Di lokasi banjir belum ada tenda pengungsian dan dapur umum. “Air makin naik. Kita mau ngungsi ke mana tenda saja nggak ada apalagi dapur umum," ucapnya.

Satgas BPBD Kabupaten Bekasi Gatot G Sumarna mengatakan, ratusan warga masih bertahan di rumahnya masing-masing.
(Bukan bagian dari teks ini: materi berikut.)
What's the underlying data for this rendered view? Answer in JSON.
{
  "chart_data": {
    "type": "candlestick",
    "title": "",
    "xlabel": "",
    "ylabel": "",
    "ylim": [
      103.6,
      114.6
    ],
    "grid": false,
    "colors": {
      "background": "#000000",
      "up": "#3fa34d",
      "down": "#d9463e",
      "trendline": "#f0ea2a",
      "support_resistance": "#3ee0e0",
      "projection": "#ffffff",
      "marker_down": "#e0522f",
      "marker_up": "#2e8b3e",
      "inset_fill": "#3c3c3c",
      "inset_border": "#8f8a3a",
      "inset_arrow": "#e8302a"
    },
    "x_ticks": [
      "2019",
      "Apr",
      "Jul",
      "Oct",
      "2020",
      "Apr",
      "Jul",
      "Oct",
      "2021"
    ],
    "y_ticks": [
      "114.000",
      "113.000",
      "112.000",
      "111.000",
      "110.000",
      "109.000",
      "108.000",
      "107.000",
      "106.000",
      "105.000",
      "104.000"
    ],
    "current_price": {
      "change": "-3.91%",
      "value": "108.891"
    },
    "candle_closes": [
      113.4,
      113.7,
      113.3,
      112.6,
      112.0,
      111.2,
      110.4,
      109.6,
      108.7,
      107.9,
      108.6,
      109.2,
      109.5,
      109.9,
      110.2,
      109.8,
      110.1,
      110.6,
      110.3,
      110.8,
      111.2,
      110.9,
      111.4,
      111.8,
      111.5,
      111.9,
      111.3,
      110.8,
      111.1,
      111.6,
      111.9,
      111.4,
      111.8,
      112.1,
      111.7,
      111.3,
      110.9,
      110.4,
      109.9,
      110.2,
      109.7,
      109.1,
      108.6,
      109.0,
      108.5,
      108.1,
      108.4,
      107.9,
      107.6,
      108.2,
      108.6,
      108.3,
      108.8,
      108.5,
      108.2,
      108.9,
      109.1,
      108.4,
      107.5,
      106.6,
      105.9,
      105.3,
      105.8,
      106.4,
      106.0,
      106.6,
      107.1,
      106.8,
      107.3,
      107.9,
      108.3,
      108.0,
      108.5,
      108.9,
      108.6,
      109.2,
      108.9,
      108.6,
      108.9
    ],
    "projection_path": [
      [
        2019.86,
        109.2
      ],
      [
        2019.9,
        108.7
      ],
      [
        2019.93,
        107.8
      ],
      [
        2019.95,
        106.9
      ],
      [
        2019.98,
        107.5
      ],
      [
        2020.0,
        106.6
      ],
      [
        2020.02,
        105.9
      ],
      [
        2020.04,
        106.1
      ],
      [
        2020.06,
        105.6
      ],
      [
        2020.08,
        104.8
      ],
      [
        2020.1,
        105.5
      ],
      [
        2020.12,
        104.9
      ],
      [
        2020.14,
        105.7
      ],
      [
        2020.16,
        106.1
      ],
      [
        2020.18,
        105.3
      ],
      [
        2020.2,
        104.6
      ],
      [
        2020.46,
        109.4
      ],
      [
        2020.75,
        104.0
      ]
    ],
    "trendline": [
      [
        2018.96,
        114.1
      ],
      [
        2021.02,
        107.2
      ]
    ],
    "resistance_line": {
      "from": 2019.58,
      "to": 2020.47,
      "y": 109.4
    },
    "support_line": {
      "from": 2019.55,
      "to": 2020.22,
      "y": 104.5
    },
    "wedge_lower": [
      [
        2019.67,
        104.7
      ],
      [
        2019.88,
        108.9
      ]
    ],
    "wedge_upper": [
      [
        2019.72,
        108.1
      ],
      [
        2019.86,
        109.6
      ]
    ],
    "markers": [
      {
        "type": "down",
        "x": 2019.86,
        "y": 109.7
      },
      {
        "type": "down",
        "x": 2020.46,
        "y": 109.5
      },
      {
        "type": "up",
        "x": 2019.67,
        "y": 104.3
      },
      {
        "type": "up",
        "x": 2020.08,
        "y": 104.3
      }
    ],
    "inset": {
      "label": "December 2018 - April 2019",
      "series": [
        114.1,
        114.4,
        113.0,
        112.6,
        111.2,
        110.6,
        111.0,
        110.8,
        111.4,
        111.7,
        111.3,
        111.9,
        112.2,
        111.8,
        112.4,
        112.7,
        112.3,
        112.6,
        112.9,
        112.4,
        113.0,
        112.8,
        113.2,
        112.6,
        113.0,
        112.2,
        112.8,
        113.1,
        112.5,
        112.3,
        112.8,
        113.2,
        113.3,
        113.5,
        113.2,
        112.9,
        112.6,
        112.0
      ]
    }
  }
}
Pihaknya sudah mengimbau untuk mengungsi. 

"Data yang kita terima 130 rumah terdampak banjir. Bahkan, warga diiimbau warga jika air makin naik untuk sementara mengungsi ke masjid," ujarnya. 

Petugas BPBD Kabupaten Bekasi yang disiagakan di lokasi terus memantau ketinggian air sungai Kaliulu. Tak lupa, warga diingatkan untuk waspada terhadap intensitas hujan tinggi.

Sebelumnya diberitakan, hasil monitoring BMKG dalam 40 tahun terakhir mengindikasikan curah hujan ekstrem di Indonesia mengalami kecenderungan peningkatan baik dalam hal frekuensi maupun intensitas (magnitude). Ini mengakibatkan tingginya angka bencana hidrometeorologi yang didominasi oleh banjir, cuaca ekstrem, tanah longsor , kebakaran hutan dan lahan (Karhutla), serta kekeringan.

"Karena itu, BMKG mengadakan program literasi iklim kepada masyarakat sebagai upaya meningkatkan kepedulian terhadap perubahan iklim," kata Koordinator Bidang Analisis Variabilitas Iklim BMKG Supari pada webinar ‘Darurat Bencana Hidrometeorologi: Komitmen Implementasi Kebijakan Mitigasi dan Adaptasi Perubahan Iklim’, Rabu (8/2/2023).

Hal itu perlu dilakukan agar masyarakat bisa memahami proses dan dampak perubahan iklim.